Market reaction muted to Obama speech; analysts caution there still could be long-term impact

By Stephen Bernard, AP
Thursday, April 22, 2010

Markets react little to Obama financial speech

NEW YORK — President Barack Obama took his fight for financial services reform to New York Thursday and got little reaction from investors.

Major stock market indexes did regain some ground after Obama’s speech urging congressional passage of a financial regulation overhaul bill. But analysts said investors had done some cautionary selling before the talk at Cooper Union college. They reversed those bets when there were no unplesasant surprises in the president’s address.

“It’s a wait and see mode,” said Paul Miller, head of financial institutions research at FBR Capital Markets. Miller said Obama’s speech was aimed at pressuring Republicans who might be against financial reform and to win support from the general public.

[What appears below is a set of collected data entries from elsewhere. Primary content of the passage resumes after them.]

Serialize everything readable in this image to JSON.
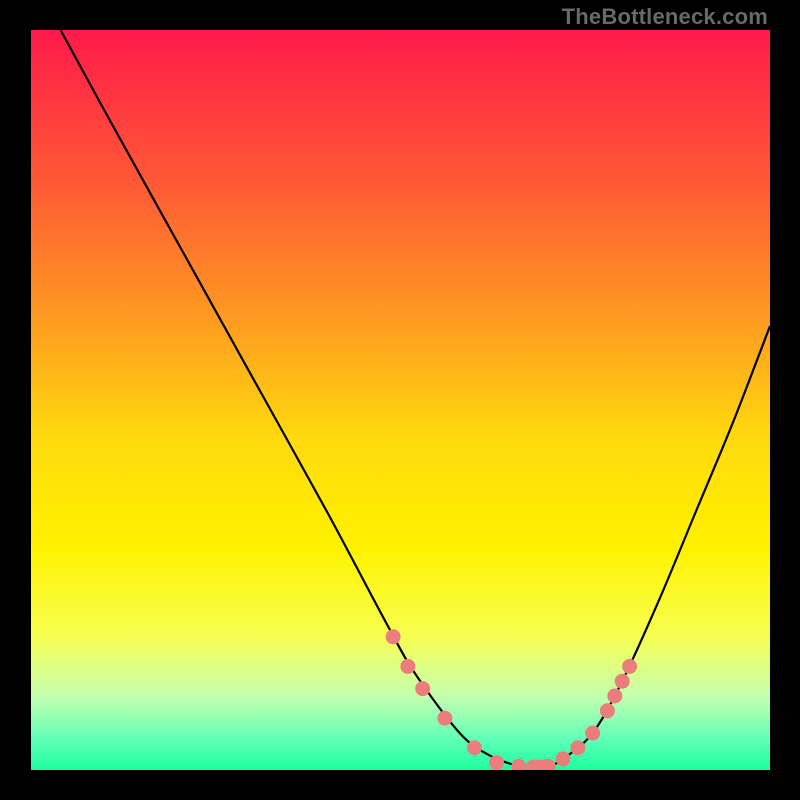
{
  "watermark": "TheBottleneck.com",
  "chart_data": {
    "type": "line",
    "title": "",
    "xlabel": "",
    "ylabel": "",
    "xlim": [
      0,
      100
    ],
    "ylim": [
      0,
      100
    ],
    "grid": false,
    "gradient_stops": [
      {
        "t": 0.0,
        "color": "#ff1a4b"
      },
      {
        "t": 0.2,
        "color": "#ff5736"
      },
      {
        "t": 0.4,
        "color": "#ff9e20"
      },
      {
        "t": 0.55,
        "color": "#ffd90e"
      },
      {
        "t": 0.7,
        "color": "#fff200"
      },
      {
        "t": 0.82,
        "color": "#f6ff52"
      },
      {
        "t": 0.9,
        "color": "#c5ffb0"
      },
      {
        "t": 0.96,
        "color": "#5dffb6"
      },
      {
        "t": 1.0,
        "color": "#1bff9d"
      }
    ],
    "series": [
      {
        "name": "bottleneck-curve",
        "x": [
          4,
          10,
          20,
          30,
          40,
          48,
          52,
          58,
          62,
          66,
          68,
          70,
          72,
          76,
          80,
          85,
          90,
          95,
          100
        ],
        "y": [
          100,
          89,
          71,
          53,
          35,
          20,
          13,
          5,
          2,
          0.5,
          0.3,
          0.5,
          1.5,
          5,
          12,
          23,
          35,
          47,
          60
        ]
      }
    ],
    "markers": {
      "name": "highlight-points",
      "x": [
        49,
        51,
        53,
        56,
        60,
        63,
        66,
        68,
        69,
        70,
        72,
        74,
        76,
        78,
        79,
        80,
        81
      ],
      "y": [
        18,
        14,
        11,
        7,
        3,
        1,
        0.5,
        0.4,
        0.4,
        0.5,
        1.5,
        3,
        5,
        8,
        10,
        12,
        14
      ]
    }
  }
}
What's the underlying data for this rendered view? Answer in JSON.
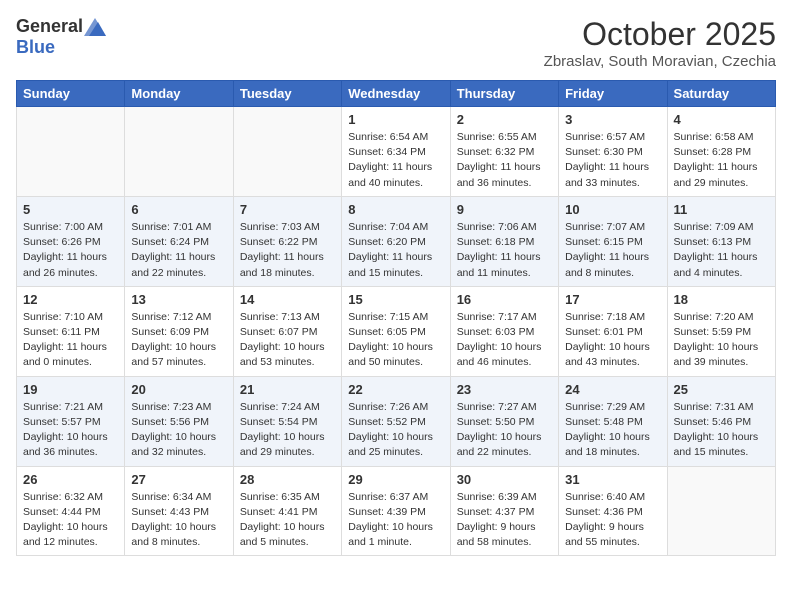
{
  "header": {
    "logo_general": "General",
    "logo_blue": "Blue",
    "month": "October 2025",
    "location": "Zbraslav, South Moravian, Czechia"
  },
  "days_of_week": [
    "Sunday",
    "Monday",
    "Tuesday",
    "Wednesday",
    "Thursday",
    "Friday",
    "Saturday"
  ],
  "weeks": [
    [
      {
        "day": "",
        "info": ""
      },
      {
        "day": "",
        "info": ""
      },
      {
        "day": "",
        "info": ""
      },
      {
        "day": "1",
        "info": "Sunrise: 6:54 AM\nSunset: 6:34 PM\nDaylight: 11 hours\nand 40 minutes."
      },
      {
        "day": "2",
        "info": "Sunrise: 6:55 AM\nSunset: 6:32 PM\nDaylight: 11 hours\nand 36 minutes."
      },
      {
        "day": "3",
        "info": "Sunrise: 6:57 AM\nSunset: 6:30 PM\nDaylight: 11 hours\nand 33 minutes."
      },
      {
        "day": "4",
        "info": "Sunrise: 6:58 AM\nSunset: 6:28 PM\nDaylight: 11 hours\nand 29 minutes."
      }
    ],
    [
      {
        "day": "5",
        "info": "Sunrise: 7:00 AM\nSunset: 6:26 PM\nDaylight: 11 hours\nand 26 minutes."
      },
      {
        "day": "6",
        "info": "Sunrise: 7:01 AM\nSunset: 6:24 PM\nDaylight: 11 hours\nand 22 minutes."
      },
      {
        "day": "7",
        "info": "Sunrise: 7:03 AM\nSunset: 6:22 PM\nDaylight: 11 hours\nand 18 minutes."
      },
      {
        "day": "8",
        "info": "Sunrise: 7:04 AM\nSunset: 6:20 PM\nDaylight: 11 hours\nand 15 minutes."
      },
      {
        "day": "9",
        "info": "Sunrise: 7:06 AM\nSunset: 6:18 PM\nDaylight: 11 hours\nand 11 minutes."
      },
      {
        "day": "10",
        "info": "Sunrise: 7:07 AM\nSunset: 6:15 PM\nDaylight: 11 hours\nand 8 minutes."
      },
      {
        "day": "11",
        "info": "Sunrise: 7:09 AM\nSunset: 6:13 PM\nDaylight: 11 hours\nand 4 minutes."
      }
    ],
    [
      {
        "day": "12",
        "info": "Sunrise: 7:10 AM\nSunset: 6:11 PM\nDaylight: 11 hours\nand 0 minutes."
      },
      {
        "day": "13",
        "info": "Sunrise: 7:12 AM\nSunset: 6:09 PM\nDaylight: 10 hours\nand 57 minutes."
      },
      {
        "day": "14",
        "info": "Sunrise: 7:13 AM\nSunset: 6:07 PM\nDaylight: 10 hours\nand 53 minutes."
      },
      {
        "day": "15",
        "info": "Sunrise: 7:15 AM\nSunset: 6:05 PM\nDaylight: 10 hours\nand 50 minutes."
      },
      {
        "day": "16",
        "info": "Sunrise: 7:17 AM\nSunset: 6:03 PM\nDaylight: 10 hours\nand 46 minutes."
      },
      {
        "day": "17",
        "info": "Sunrise: 7:18 AM\nSunset: 6:01 PM\nDaylight: 10 hours\nand 43 minutes."
      },
      {
        "day": "18",
        "info": "Sunrise: 7:20 AM\nSunset: 5:59 PM\nDaylight: 10 hours\nand 39 minutes."
      }
    ],
    [
      {
        "day": "19",
        "info": "Sunrise: 7:21 AM\nSunset: 5:57 PM\nDaylight: 10 hours\nand 36 minutes."
      },
      {
        "day": "20",
        "info": "Sunrise: 7:23 AM\nSunset: 5:56 PM\nDaylight: 10 hours\nand 32 minutes."
      },
      {
        "day": "21",
        "info": "Sunrise: 7:24 AM\nSunset: 5:54 PM\nDaylight: 10 hours\nand 29 minutes."
      },
      {
        "day": "22",
        "info": "Sunrise: 7:26 AM\nSunset: 5:52 PM\nDaylight: 10 hours\nand 25 minutes."
      },
      {
        "day": "23",
        "info": "Sunrise: 7:27 AM\nSunset: 5:50 PM\nDaylight: 10 hours\nand 22 minutes."
      },
      {
        "day": "24",
        "info": "Sunrise: 7:29 AM\nSunset: 5:48 PM\nDaylight: 10 hours\nand 18 minutes."
      },
      {
        "day": "25",
        "info": "Sunrise: 7:31 AM\nSunset: 5:46 PM\nDaylight: 10 hours\nand 15 minutes."
      }
    ],
    [
      {
        "day": "26",
        "info": "Sunrise: 6:32 AM\nSunset: 4:44 PM\nDaylight: 10 hours\nand 12 minutes."
      },
      {
        "day": "27",
        "info": "Sunrise: 6:34 AM\nSunset: 4:43 PM\nDaylight: 10 hours\nand 8 minutes."
      },
      {
        "day": "28",
        "info": "Sunrise: 6:35 AM\nSunset: 4:41 PM\nDaylight: 10 hours\nand 5 minutes."
      },
      {
        "day": "29",
        "info": "Sunrise: 6:37 AM\nSunset: 4:39 PM\nDaylight: 10 hours\nand 1 minute."
      },
      {
        "day": "30",
        "info": "Sunrise: 6:39 AM\nSunset: 4:37 PM\nDaylight: 9 hours\nand 58 minutes."
      },
      {
        "day": "31",
        "info": "Sunrise: 6:40 AM\nSunset: 4:36 PM\nDaylight: 9 hours\nand 55 minutes."
      },
      {
        "day": "",
        "info": ""
      }
    ]
  ]
}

“The momentum is moving very, very quickly to a tougher bill,” Miller said.

The president’s speech came less than a week after the Securities and Exchange Commission filed civil fraud charges against Goldman Sachs Group Inc., saying the bank misled investors about securities tied to subprime mortgages before the credit crisis began.

Analysts say any reform could eventually affect the market. But until a final bill is passed and rules are implemented, there is no way to know for sure how big an impact it will have on financial markets or the banking industry.

“The more details emerge, the more Wall Street will price it in, for better or worse,” said Michael Farr, president of Farr Miller and manager of the Touchstone Capital Appreciation Fund. “Wall Street is becoming accustom to policy risk,” and continually pricing it into stocks, Farr said.

He noted that during the health care reform debate, investors were continually factoring news developments into stock prices.

The Obama administration and critics of the banking industry blame lax government oversight and risky trading by the big financial firms for pushing the country into recession and creating the credit crisis.

On Tuesday, Citigroup Inc. CEO Vikram Pandit told shareholders at the bank’s annual meeting that he supports reforming financial regulation and oversight. Citigroup was one of the hardest hit banks during the credit crisis and has lost billions of dollars due to failed investments and consumer loan and mortgage defaults.

Obama said reform is necessary so “we don’t doom ourselves to repeat” history. He said that if a reform bill is not passed, the banking industry would make the same mistakes that helped push the economy into its worst recession since the Great Depression.

Among other things, the legislation would restrict the trading of derivatives and other risky but potentially lucrative investments. It would also limit the size of big banks.

“The real wild card is derivatives reform,” said Michael Torres, CEO of Adelante Capital Management. How far regulations go toward restricting or changing derivatives trading is what will affect banks the most, Torres said.

The securities in the Goldman Sachs case, known as collateralized debt obligations, are some of the derivatives products banks created during the housing boom that later plunged in value and contributed to the credit crisis.

New rules could force banks to trade derivatives on open exchanges like stocks and bonds. They currently are done in private deals, and there is no central agency or database to track the deals.

“Even a bookie writes down his bets,” Farr said.